QCC3026チップを使った製品を作るときには、メーカー独自の開発力も欠かせないと大島さんは言います。たとえばイヤホン内部のチップの配置によって、接続の安定性が大きく変わってきます。

その点、NT01AXは基板のレイアウトからファームウェア設計まで独自に開発されています。QCC3026チップの採用に加え、独自のアンテナ技術を組み合わせる事で高い接続安定性を実現。これまでの完全ワイヤレスイヤホンと比較して、音途切れに強くなりました。

また音質では、aptXコーデックに対応。さらに、クリアな音質と広い音場感を再現する特許技術「HDSS」を採用することで、頭内定位を防ぎ、厚みと立体感のある音の広がりを再現します。

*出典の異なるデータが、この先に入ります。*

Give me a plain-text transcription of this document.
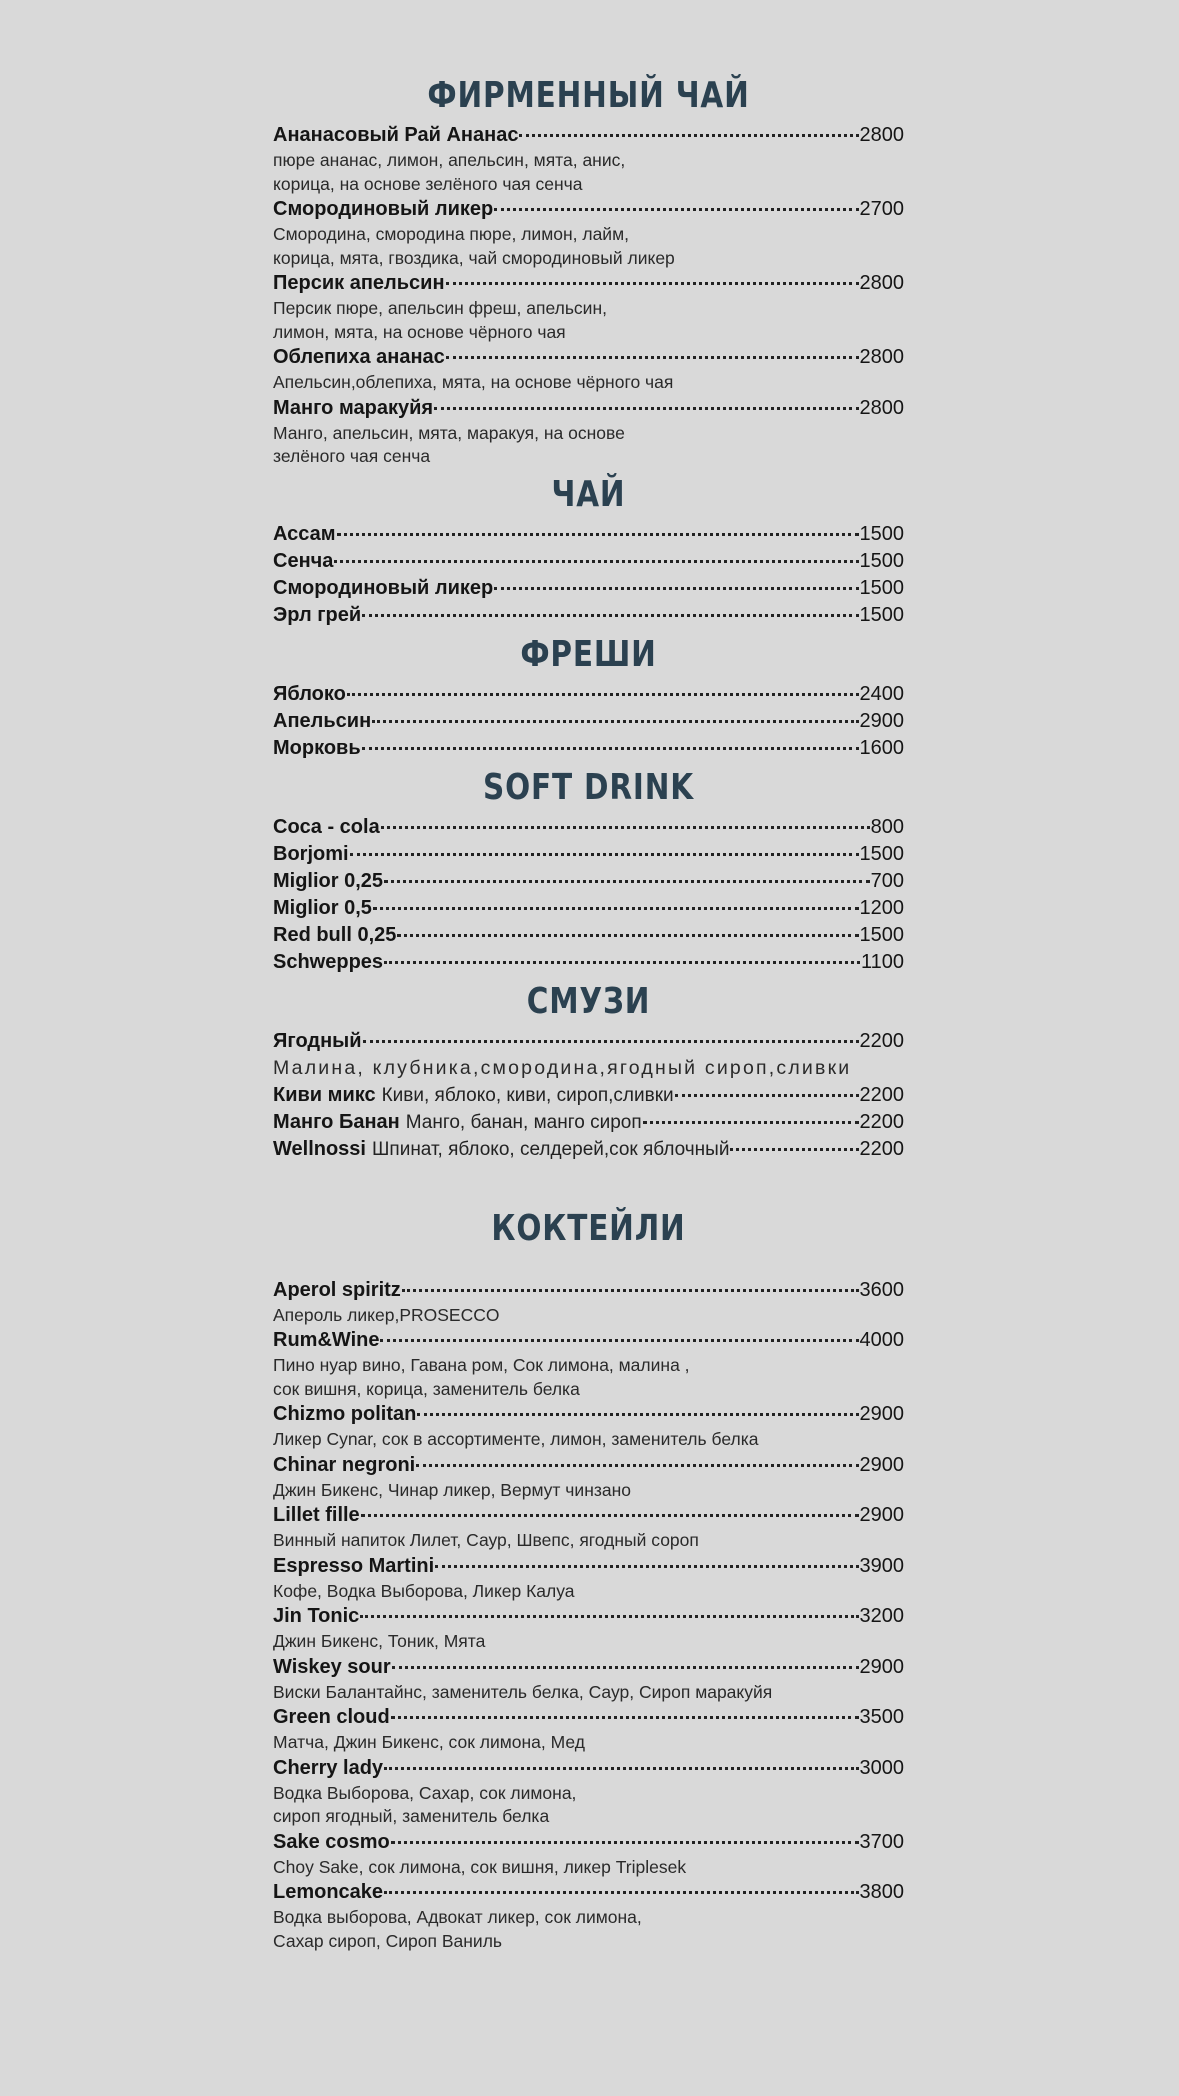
ФИРМЕННЫЙ ЧАЙ
Ананасовый Рай Ананас	2800
пюре ананас, лимон, апельсин, мята, анис,
корица, на основе зелёного чая сенча
Смородиновый ликер	2700
Смородина, смородина пюре, лимон, лайм,
корица, мята, гвоздика, чай смородиновый ликер
Персик апельсин	2800
Персик пюре, апельсин фреш, апельсин,
лимон, мята, на основе чёрного чая
Облепиха ананас	2800
Апельсин,облепиха, мята, на основе чёрного чая
Манго маракуйя	2800
Манго, апельсин, мята, маракуя, на основе
зелёного чая сенча
ЧАЙ
Ассам	1500
Сенча	1500
Смородиновый ликер	1500
Эрл грей	1500
ФРЕШИ
Яблоко	2400
Апельсин	2900
Морковь	1600
SOFT DRINK
Coca - cola	800
Borjomi	1500
Miglior 0,25	700
Miglior 0,5	1200
Red bull 0,25	1500
Schweppes	1100
СМУЗИ
Ягодный	2200
Малина, клубника,смородина,ягодный сироп,сливки
Киви микс Киви, яблоко, киви, сироп,сливки	2200
Манго Банан Манго, банан, манго сироп	2200
Wellnossi Шпинат, яблоко, селдерей,сок яблочный	2200
КОКТЕЙЛИ
Aperol spiritz	3600
Апероль ликер,PROSECCO
Rum&Wine	4000
Пино нуар вино, Гавана ром, Сок лимона, малина ,
сок вишня, корица, заменитель белка
Chizmo politan	2900
Ликер Cynar, сок в ассортименте, лимон, заменитель белка
Chinar negroni	2900
Джин Бикенс, Чинар ликер, Вермут чинзано
Lillet fille	2900
Винный напиток Лилет, Саур, Швепс, ягодный сороп
Espresso Martini	3900
Кофе, Водка Выборова, Ликер Калуа
Jin Tonic	3200
Джин Бикенс, Тоник, Мята
Wiskey sour	2900
Виски Балантайнс, заменитель белка, Саур, Сироп маракуйя
Green cloud	3500
Матча, Джин Бикенс, сок лимона, Мед
Cherry lady	3000
Водка Выборова, Сахар, сок лимона,
сироп ягодный, заменитель белка
Sake cosmo	3700
Choy Sake, сок лимона, сок вишня, ликер Triplesek
Lemoncake	3800
Водка выборова, Адвокат ликер, сок лимона,
Сахар сироп, Сироп Ваниль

音のキーになるドライバーには、ダイヤモンドよりも硬い炭素素材の「グラフェン」を振動板にコーティングしたフルレンジダイナミック型ドライバーを採用。高域の再現と応答性に優れていて、NUARLらしい自然な低音域から高音域までしっかり鳴らします。

一言でいうと、楽曲の音をしっかりと聞き分けられる、リッチな音です。

NAURL×クアルコムのブレイクスルー

完全ワイヤレスイヤホンが抱えていた2大問題である、音途切れバッテリーの持ちを、クアルコムの最新チップと、NUARLが得意とするワイヤレス/音響技術で解決したNT01AX。価格は1万8000円(税別)です。

完全ワイヤレスイヤホンを使っているけれども、バッテリーや途切れやすさに不満を抱えている方はもちろん、初めての完全ワイヤレスイヤホンとしても「NT01AX」は最適。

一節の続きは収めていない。